Die Dinge selbst sprechen lassen

George Steinmann im Helmhaus in Zürich. Bis 01.04.2007

Die Essenz im Schaffen des Berner Konzeptkünstlers George Steinmann (geb. 1950) ist, dass er die Dinge selbst sprechen lässt; seien es Wasserquellen, Wälder oder vom Menschen geschaffene Orte.

International bekannt wurde George Steinmann Mitte der 1990er-Jahre als er eine Einladung, in der Kunsthalle Tallin (Estland) auszustellen, dahingehend umsetzte, dass er den wertvollen, in der kommunistischen Ära heruntergekommenen Bau mit grossem logistischem Aufwand renovieren liess und die Erneuerung als „nachhaltige Skulptur“ bezeichnete. Zuvor hatte sich der Berner in seinem Schaffen vor allem mit der Natur beschäftigt, ihre Substanzen und Wirkkräfte erforscht und hinterfragt und in eine ästhetische Form gebracht, die deren Konstitutive sichtbar machte; mit Pflanzensäften, extrahierten Quellsubstanzen und anderem als Mal-Mittel für Geometrien  und (musikalische) Rhythmen, aber auch mit einem Hang zum Dokumentarisch-Naturwissenschaftlichen.

Die von Andreas Fiedler kuratierte Ausstellung im Helmhaus in Zürich bringt die verschiedenen Richtungen im komplexen Denk-Werk Steinmanns erstmals zusammen und zeigt damit überraschend deutlich auf, dass die eine auch die andere ist. Ob Steinmann über 20 Jahre hinweg (Ur)-Wälder oder in der russischen Arktis von industrieller und militärischer Ausbeutung geschundene Landschaften fotografiert, immer versucht er durch ausdauerndes und grenzüberschreitendes Nachdenken zum Sprachrohr der Dinge zu werden, mit denen er sich befasst; quasi Interpret von deren innerer und äusserer „Musik“ zu werden. (Steinmann tritt auch als Blues-Musiker auf).

Konkret kann das heissen, dass er, überwältigt von den Umweltzerstörungen in Sibirien eine Firma ausfindig macht, die Giftmüll durch Erhitzen auf 25 000 Grad in stabiles Plasma verwandelt. 12 Fässer mit solchem Plasma sind im Helmhaus den bewusst kleinformatig präsentierten Fotos der gespenstischen Ruinen gegenübergestellt. Hier, wie in vielen Arbeiten, wird auf Verluste hingewiesen, seien sie materieller oder geistiger Art, und gleichzeitig Kräfte integriert, die Prozesse möglicher Erneuerung implizieren.
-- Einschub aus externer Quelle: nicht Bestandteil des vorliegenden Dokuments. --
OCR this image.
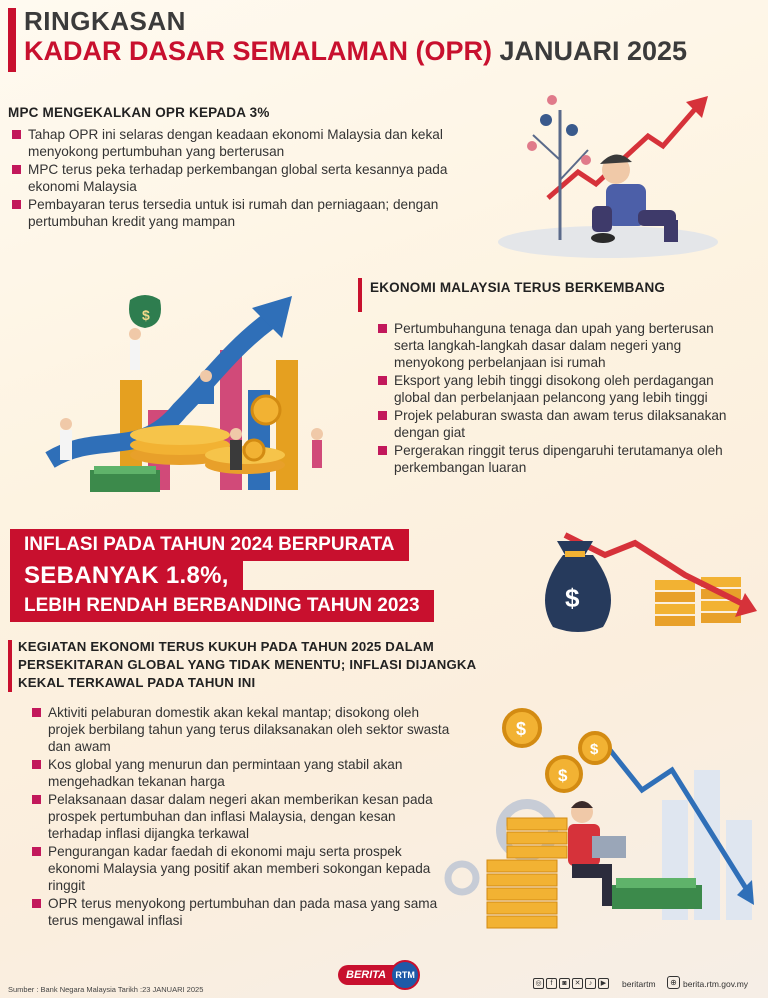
RINGKASAN
KADAR DASAR SEMALAMAN (OPR) JANUARI 2025
MPC MENGEKALKAN OPR KEPADA 3%
Tahap OPR ini selaras dengan keadaan ekonomi Malaysia dan kekal menyokong pertumbuhan yang berterusan
MPC terus peka terhadap perkembangan global serta kesannya pada ekonomi Malaysia
Pembayaran terus tersedia untuk isi rumah dan perniagaan; dengan pertumbuhan kredit yang mampan
EKONOMI MALAYSIA TERUS BERKEMBANG
Pertumbuhanguna tenaga dan upah yang berterusan serta langkah-langkah dasar dalam negeri yang menyokong perbelanjaan isi rumah
Eksport yang lebih tinggi disokong oleh perdagangan global dan perbelanjaan pelancong yang lebih tinggi
Projek pelaburan swasta dan awam terus dilaksanakan dengan giat
Pergerakan ringgit terus dipengaruhi terutamanya oleh perkembangan luaran
$
INFLASI PADA TAHUN 2024 BERPURATA
SEBANYAK 1.8%,
LEBIH RENDAH BERBANDING TAHUN 2023	$
KEGIATAN EKONOMI TERUS KUKUH PADA TAHUN 2025 DALAM
PERSEKITARAN GLOBAL YANG TIDAK MENENTU; INFLASI DIJANGKA
KEKAL TERKAWAL PADA TAHUN INI
Aktiviti pelaburan domestik akan kekal mantap; disokong oleh projek berbilang tahun yang terus dilaksanakan oleh sektor swasta dan awam
Kos global yang menurun dan permintaan yang stabil akan mengehadkan tekanan harga
Pelaksanaan dasar dalam negeri akan memberikan kesan pada prospek pertumbuhan dan inflasi Malaysia, dengan kesan terhadap inflasi dijangka terkawal
Pengurangan kadar faedah di ekonomi maju serta prospek ekonomi Malaysia yang positif akan memberi sokongan kepada ringgit
OPR terus menyokong pertumbuhan dan pada masa yang sama terus mengawal inflasi
$
$
$
Sumber : Bank Negara Malaysia Tarikh :23 JANUARI 2025
BERITA	RTM
◎	f	◙	✕	♪	▶	beritartm	⊕ berita.rtm.gov.my
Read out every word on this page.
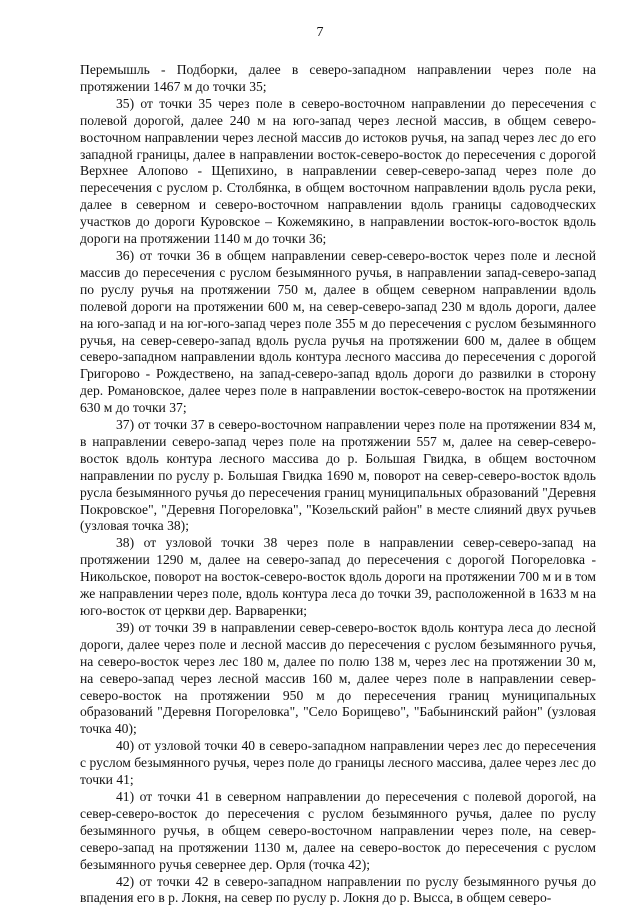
7

Перемышль - Подборки, далее в северо-западном направлении через поле на протяжении 1467 м до точки 35;

35) от точки 35 через поле в северо-восточном направлении до пересечения с полевой дорогой, далее 240 м на юго-запад через лесной массив, в общем северо-восточном направлении через лесной массив до истоков ручья, на запад через лес до его западной границы, далее в направлении восток-северо-восток до пересечения с дорогой Верхнее Алопово - Щепихино, в направлении север-северо-запад через поле до пересечения с руслом р. Столбянка, в общем восточном направлении вдоль русла реки, далее в северном и северо-восточном направлении вдоль границы садоводческих участков до дороги Куровское – Кожемякино, в направлении восток-юго-восток вдоль дороги на протяжении 1140 м до точки 36;

36) от точки 36 в общем направлении север-северо-восток через поле и лесной массив до пересечения с руслом безымянного ручья, в направлении запад-северо-запад по руслу ручья на протяжении 750 м, далее в общем северном направлении вдоль полевой дороги на протяжении 600 м, на север-северо-запад 230 м вдоль дороги, далее на юго-запад и на юг-юго-запад через поле 355 м до пересечения с руслом безымянного ручья, на север-северо-запад вдоль русла ручья на протяжении 600 м, далее в общем северо-западном направлении вдоль контура лесного массива до пересечения с дорогой Григорово - Рождествено, на запад-северо-запад вдоль дороги до развилки в сторону дер. Романовское, далее через поле в направлении восток-северо-восток на протяжении 630 м до точки 37;

37) от точки 37 в северо-восточном направлении через поле на протяжении 834 м, в направлении северо-запад через поле на протяжении 557 м, далее на север-северо-восток вдоль контура лесного массива до р. Большая Гвидка, в общем восточном направлении по руслу р. Большая Гвидка 1690 м, поворот на север-северо-восток вдоль русла безымянного ручья до пересечения границ муниципальных образований "Деревня Покровское", "Деревня Погореловка", "Козельский район" в месте слияний двух ручьев (узловая точка 38);

38) от узловой точки 38 через поле в направлении север-северо-запад на протяжении 1290 м, далее на северо-запад до пересечения с дорогой Погореловка - Никольское, поворот на восток-северо-восток вдоль дороги на протяжении 700 м и в том же направлении через поле, вдоль контура леса до точки 39, расположенной в 1633 м на юго-восток от церкви дер. Варваренки;

39) от точки 39 в направлении север-северо-восток вдоль контура леса до лесной дороги, далее через поле и лесной массив до пересечения с руслом безымянного ручья, на северо-восток через лес 180 м, далее по полю 138 м, через лес на протяжении 30 м, на северо-запад через лесной массив 160 м, далее через поле в направлении север-северо-восток на протяжении 950 м до пересечения границ муниципальных образований "Деревня Погореловка", "Село Борищево", "Бабынинский район" (узловая точка 40);

40) от узловой точки 40 в северо-западном направлении через лес до пересечения с руслом безымянного ручья, через поле до границы лесного массива, далее через лес до точки 41;

41) от точки 41 в северном направлении до пересечения с полевой дорогой, на север-северо-восток до пересечения с руслом безымянного ручья, далее по руслу безымянного ручья, в общем северо-восточном направлении через поле, на север-северо-запад на протяжении 1130 м, далее на северо-восток до пересечения с руслом безымянного ручья севернее дер. Орля (точка 42);

42) от точки 42 в северо-западном направлении по руслу безымянного ручья до впадения его в р. Локня, на север по руслу р. Локня до р. Высса, в общем северо-
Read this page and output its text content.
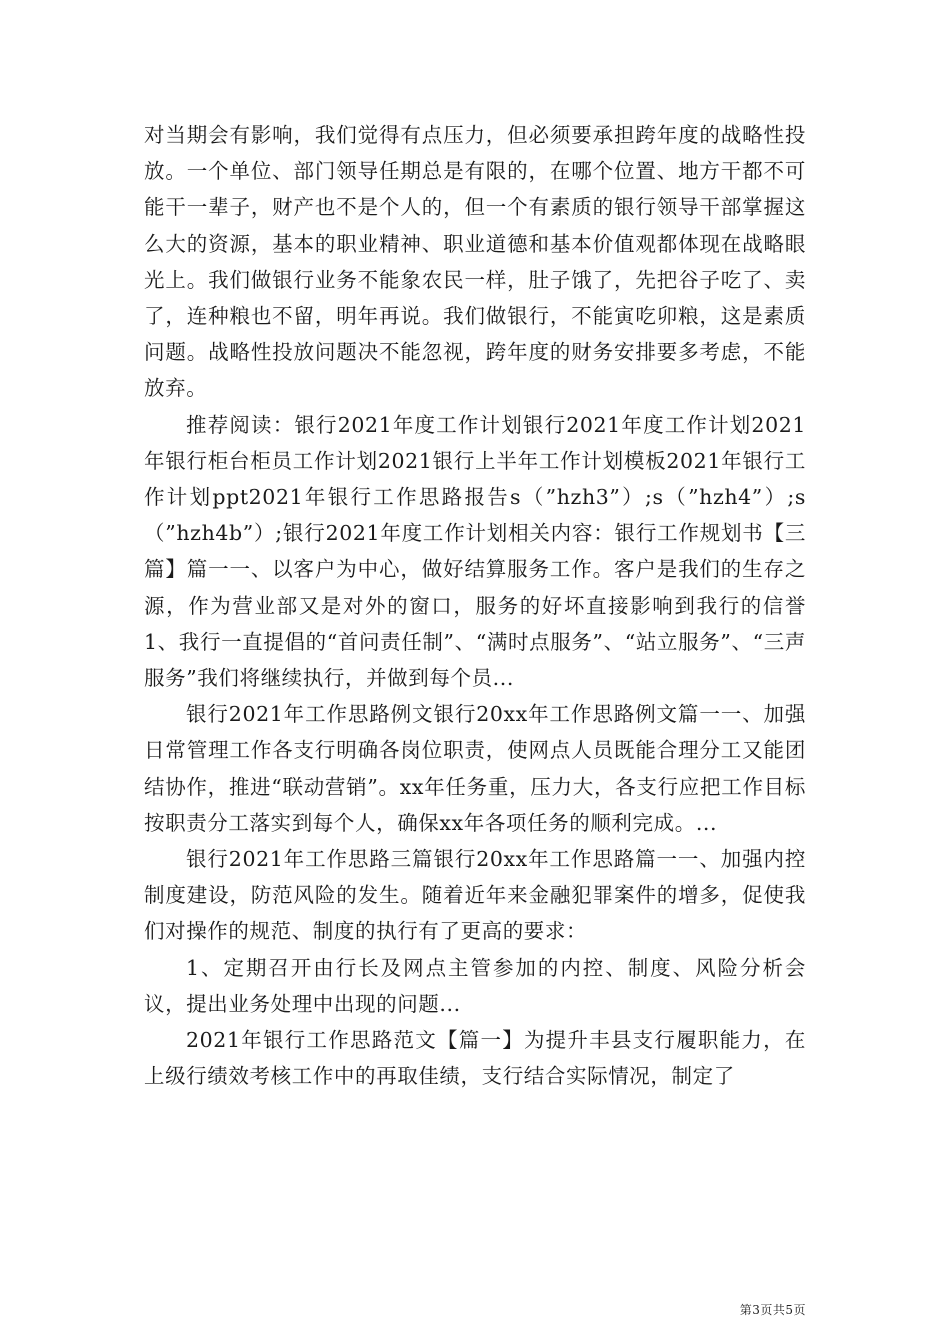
对当期会有影响，我们觉得有点压力，但必须要承担跨年度的战略性投放。一个单位、部门领导任期总是有限的，在哪个位置、地方干都不可能干一辈子，财产也不是个人的，但一个有素质的银行领导干部掌握这么大的资源，基本的职业精神、职业道德和基本价值观都体现在战略眼光上。我们做银行业务不能象农民一样，肚子饿了，先把谷子吃了、卖了，连种粮也不留，明年再说。我们做银行，不能寅吃卯粮，这是素质问题。战略性投放问题决不能忽视，跨年度的财务安排要多考虑，不能放弃。

推荐阅读：银行2021年度工作计划银行2021年度工作计划2021年银行柜台柜员工作计划2021银行上半年工作计划模板2021年银行工作计划ppt2021年银行工作思路报告s（”hzh3”）;s（”hzh4”）;s（”hzh4b”）;银行2021年度工作计划相关内容：银行工作规划书【三篇】篇一一、以客户为中心，做好结算服务工作。客户是我们的生存之源，作为营业部又是对外的窗口，服务的好坏直接影响到我行的信誉1、我行一直提倡的“首问责任制”、“满时点服务”、“站立服务”、“三声服务”我们将继续执行，并做到每个员...

银行2021年工作思路例文银行20xx年工作思路例文篇一一、加强日常管理工作各支行明确各岗位职责，使网点人员既能合理分工又能团结协作，推进“联动营销”。xx年任务重，压力大，各支行应把工作目标按职责分工落实到每个人，确保xx年各项任务的顺利完成。...

银行2021年工作思路三篇银行20xx年工作思路篇一一、加强内控制度建设，防范风险的发生。随着近年来金融犯罪案件的增多，促使我们对操作的规范、制度的执行有了更高的要求：

1、定期召开由行长及网点主管参加的内控、制度、风险分析会议，提出业务处理中出现的问题...

2021年银行工作思路范文【篇一】为提升丰县支行履职能力，在上级行绩效考核工作中的再取佳绩，支行结合实际情况，制定了

第3页共5页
Wenn er dem Entwicklerbad der meisten der durchwegs mittelformatigen Fotos von skandinavischen, kanadischen schweizerischen… Walddickichten Heidelbeersaft beimischt, so nicht, um sie violett glänzen zu lassen, sondern um die die Sehkraft steigernde Wirkkraft des Farbstoffes Myrtilin in die Rezeption zu injizieren. Es gehe nicht darum Wissen zu vermitteln, sagt Steinmann im Katalog-Interview, sondern Wissen zu produzieren.

Vielleicht hat die dreiteilige Videoprojektion „Metalog“ eine Randposition, doch die für das Max-Planck-Institut in Dresden konzipierte Arbeit zeigt exemplarisch, was sich in Steinmanns Arbeit verbindet: die Naturwissenschaft, die Beschaffenheit architektonischer oder geographischer Orte und die, vielfach unsichtbaren – auch feinstofflichen – Prozesse, die darin und dazwischen ablaufen.

Ein so vielschichtiges Werk visuell sicht- und sinnlich fühlbar zu machen, sei für ihn eine Herausforderung gewesen, sagt Andreas Fiedler. Seine Methode ist zum einen Präzision und raumfüllende Ausführlichkeit, was Sinn macht, vor allem aber eine von anbiedernden Elementen losgelöste, weitgehend nackt in den White Cube gestellte Präsentation – mit Ausnahme leicht heidelbeerfarbiger Wände und dem letzten Raum, wo die Ingredienzen, die Quellsubstanzen, die Wasser (zum Teil in homöopathischer Potenzierung), die Flechten, die Pigmente einem Natur- (und Denk)-Labor gleich ihre Fülle manifestieren.